In France, on the Western Front, three times as many Australian soldiers were killed as in Turkey - at Fromelles alone 5,000 men died in just a single day. It was the blackest 24 hours in Australian history. "Still, Fromelles is just a place name," says military historian Joan Beaumont. Gallipoli, however, is folklore.

"We remember Gallipoli because it was the first major military campaign in World War I that Australia was involved in. Not as a colony, but as an independent confederation. This first battle concerns us to this day, because Gallipoli is considered Australia's baptism of fire."

From a military point of view, Gallipoli was a disaster. The British high command let the Australians land on the wrong bank section, the losses were high. "The bitter trench war that followed claimed even more victims," ​​said Ashley Ekins of the Australian Military Museum in Canberra. Even so, Gallipoli became Australia's D-Day over the years.

"Gallipoli stands for courage, willingness to make sacrifices and perseverance. Our soldiers didn't just land on a beach in a hail of bullets - they fought for eight long months: malnourished, plagued by diseases and constantly under fire. That is the true story of Gallipoli."

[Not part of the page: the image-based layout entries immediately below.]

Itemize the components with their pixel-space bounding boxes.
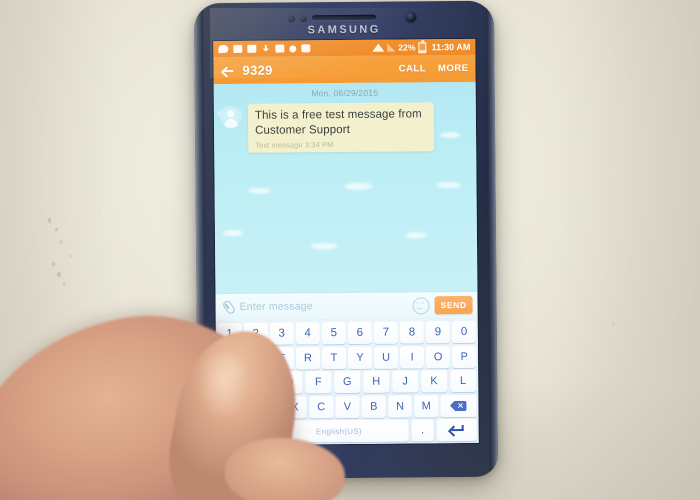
compose-bar: Enter message SEND bbox=[215, 290, 478, 321]
signal-icon bbox=[387, 43, 396, 52]
key-period[interactable]: . bbox=[411, 419, 435, 442]
message-icon bbox=[247, 44, 257, 53]
key-5[interactable]: 5 bbox=[321, 322, 346, 345]
key-k[interactable]: K bbox=[420, 370, 448, 393]
back-arrow-icon[interactable] bbox=[220, 63, 235, 78]
key-enter[interactable] bbox=[436, 418, 477, 442]
wall-mark bbox=[98, 212, 100, 214]
front-camera-icon bbox=[406, 12, 417, 23]
battery-icon bbox=[418, 41, 427, 53]
send-button[interactable]: SEND bbox=[434, 295, 473, 315]
key-i[interactable]: I bbox=[400, 345, 425, 369]
message-input[interactable]: Enter message bbox=[240, 299, 408, 313]
wall-mark bbox=[48, 218, 51, 223]
app-update-icon bbox=[275, 44, 285, 53]
key-3[interactable]: 3 bbox=[269, 322, 294, 345]
paperclip-icon[interactable] bbox=[218, 297, 238, 317]
status-bar-notification-icons bbox=[218, 44, 372, 54]
wifi-icon bbox=[372, 43, 385, 52]
wall-mark bbox=[55, 228, 58, 231]
sd-card-icon bbox=[233, 44, 243, 53]
key-r[interactable]: R bbox=[296, 346, 320, 369]
key-o[interactable]: O bbox=[426, 345, 451, 368]
status-bar: 22% 11:30 AM bbox=[213, 38, 476, 58]
app-bar: 9329 CALL MORE bbox=[213, 54, 476, 85]
key-f[interactable]: F bbox=[304, 371, 332, 394]
wall-mark bbox=[60, 240, 62, 244]
key-l[interactable]: L bbox=[449, 369, 477, 393]
download-icon bbox=[261, 45, 270, 53]
enter-icon bbox=[448, 424, 464, 437]
key-4[interactable]: 4 bbox=[295, 322, 320, 345]
cloud-decoration bbox=[222, 229, 243, 237]
key-h[interactable]: H bbox=[362, 370, 390, 393]
key-v[interactable]: V bbox=[335, 395, 360, 418]
key-u[interactable]: U bbox=[374, 346, 398, 369]
backspace-icon bbox=[451, 400, 466, 410]
cloud-decoration bbox=[436, 181, 461, 189]
key-6[interactable]: 6 bbox=[347, 321, 372, 344]
wall-mark bbox=[612, 322, 615, 325]
wall-mark bbox=[70, 255, 72, 257]
cloud-decoration bbox=[311, 243, 338, 250]
message-row[interactable]: This is a free test message from Custome… bbox=[214, 97, 476, 153]
wall-mark bbox=[63, 282, 65, 285]
key-backspace[interactable] bbox=[440, 394, 477, 417]
conversation-thread[interactable]: Mon, 06/29/2015 This is a free test mess… bbox=[213, 81, 478, 294]
key-n[interactable]: N bbox=[388, 394, 413, 418]
key-j[interactable]: J bbox=[391, 370, 419, 393]
wall-mark bbox=[57, 272, 61, 277]
proximity-sensor-icon bbox=[300, 15, 308, 23]
emoji-icon[interactable] bbox=[412, 296, 430, 314]
call-button[interactable]: CALL bbox=[399, 63, 426, 74]
earpiece-speaker-icon bbox=[312, 14, 377, 21]
message-text: This is a free test message from Custome… bbox=[254, 108, 422, 137]
photo-scene: SAMSUNG 22% 11:30 AM 9329 CALL MORE Mon,… bbox=[0, 0, 700, 500]
status-bar-system-icons: 22% 11:30 AM bbox=[372, 41, 470, 53]
key-9[interactable]: 9 bbox=[426, 321, 450, 344]
cloud-decoration bbox=[248, 187, 271, 194]
key-0[interactable]: 0 bbox=[452, 320, 476, 344]
cloud-icon bbox=[289, 44, 297, 52]
key-y[interactable]: Y bbox=[348, 346, 372, 369]
key-7[interactable]: 7 bbox=[374, 321, 398, 344]
more-button[interactable]: MORE bbox=[438, 63, 469, 74]
battery-percent: 22% bbox=[398, 42, 416, 53]
key-p[interactable]: P bbox=[452, 345, 477, 368]
cloud-decoration bbox=[404, 232, 427, 239]
status-bar-clock: 11:30 AM bbox=[431, 41, 471, 53]
key-m[interactable]: M bbox=[414, 394, 439, 417]
sim-card-icon bbox=[218, 45, 229, 54]
key-t[interactable]: T bbox=[322, 346, 346, 369]
key-c[interactable]: C bbox=[309, 395, 334, 418]
wall-mark bbox=[52, 262, 55, 266]
proximity-sensor-icon bbox=[288, 15, 296, 23]
key-8[interactable]: 8 bbox=[400, 321, 424, 344]
key-g[interactable]: G bbox=[333, 370, 361, 394]
conversation-title: 9329 bbox=[242, 62, 273, 78]
samsung-logo: SAMSUNG bbox=[307, 23, 381, 37]
contact-icon bbox=[301, 44, 311, 53]
contact-avatar-icon bbox=[219, 105, 243, 129]
message-bubble[interactable]: This is a free test message from Custome… bbox=[247, 102, 435, 153]
key-b[interactable]: B bbox=[361, 395, 386, 418]
cloud-decoration bbox=[344, 182, 373, 191]
finger-highlight bbox=[196, 352, 250, 422]
message-timestamp: Text message 3:34 PM bbox=[255, 140, 334, 150]
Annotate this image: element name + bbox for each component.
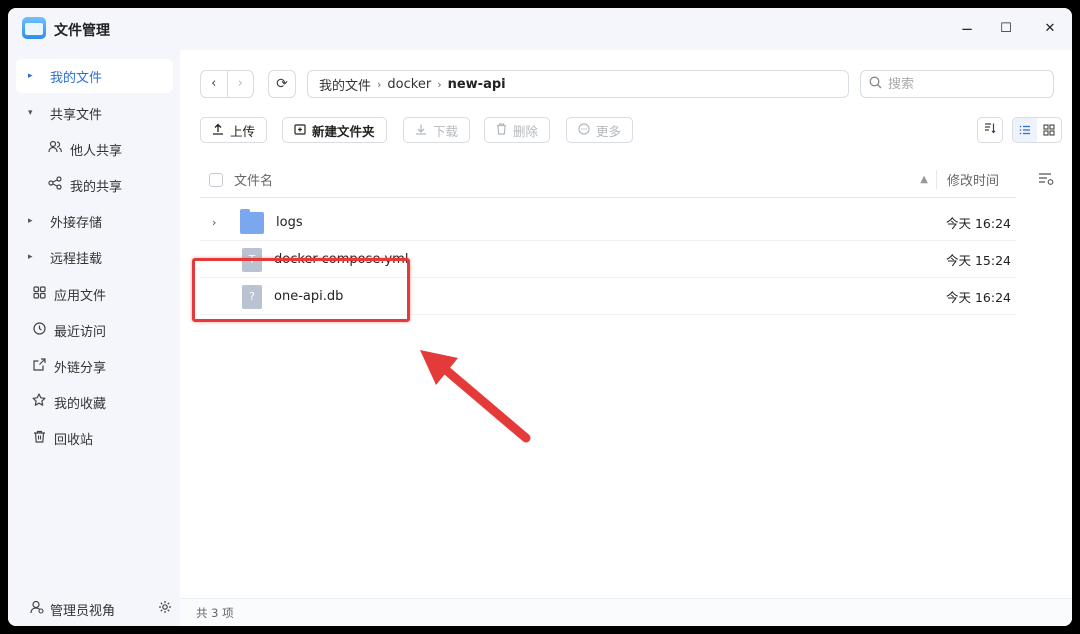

Tough, stoic, unwavering and courageous, conspiratorial, fearless and side by side in horrific conditions: the solidarity of the soldiers in Gallipoli has since been a symbol of the supposed Australian character. Politicians and the Veterans Association turned a crushing defeat in Australia into a moral triumph.

Became a million dollar business

Veterans parade on non-working ANZAC Day: Former soldiers, children and grandchildren marching with medals and decorations on their chests instead of their fallen fathers and grandfathers: Gallipoli has long been the symbol of Australia's military past - and a million dollar business. Year-round cruises to Turkey, tours of the battlefield, monuments, sports and community events. Gallipoli, criticized the Australian Afghanistan veteran James Brown, had degenerated into a military Halloween.

“It says a lot about the importance of the ANZAC tradition in Australia that we spend twice as much money as the British on celebrations that commemorate 100 years of World War I. Our conservative government is saving everywhere, but to glorify our war dead spared no expense. "

For the 100th anniversary next year, the Australian government has specially appointed a Gallipoli minister, 8,000 Australians will make a pilgrimage to Turkey. To commemorate what James Brown calls "a festival for the dead". The survivors of other conflicts would be forgotten.

"The legend of the Gallipoli soldiers is being told over and over again, but Australia's recent military operations in East Timor, Iraq and Afghanistan are being ignored. The biggest scandal, however, is that we spend three times as much on memorial services as we do on medical care every year of soldiers suffering from post-traumatic stress today. "

Courage, perseverance, willingness to make sacrifices and camaraderie - when volunteers in Australia fight bushfires or help flood victims today, the spirit of the ANZACs is often spoken of. But there was selflessness in Australia even before Gallipoli. But the first victim in war is always the truth.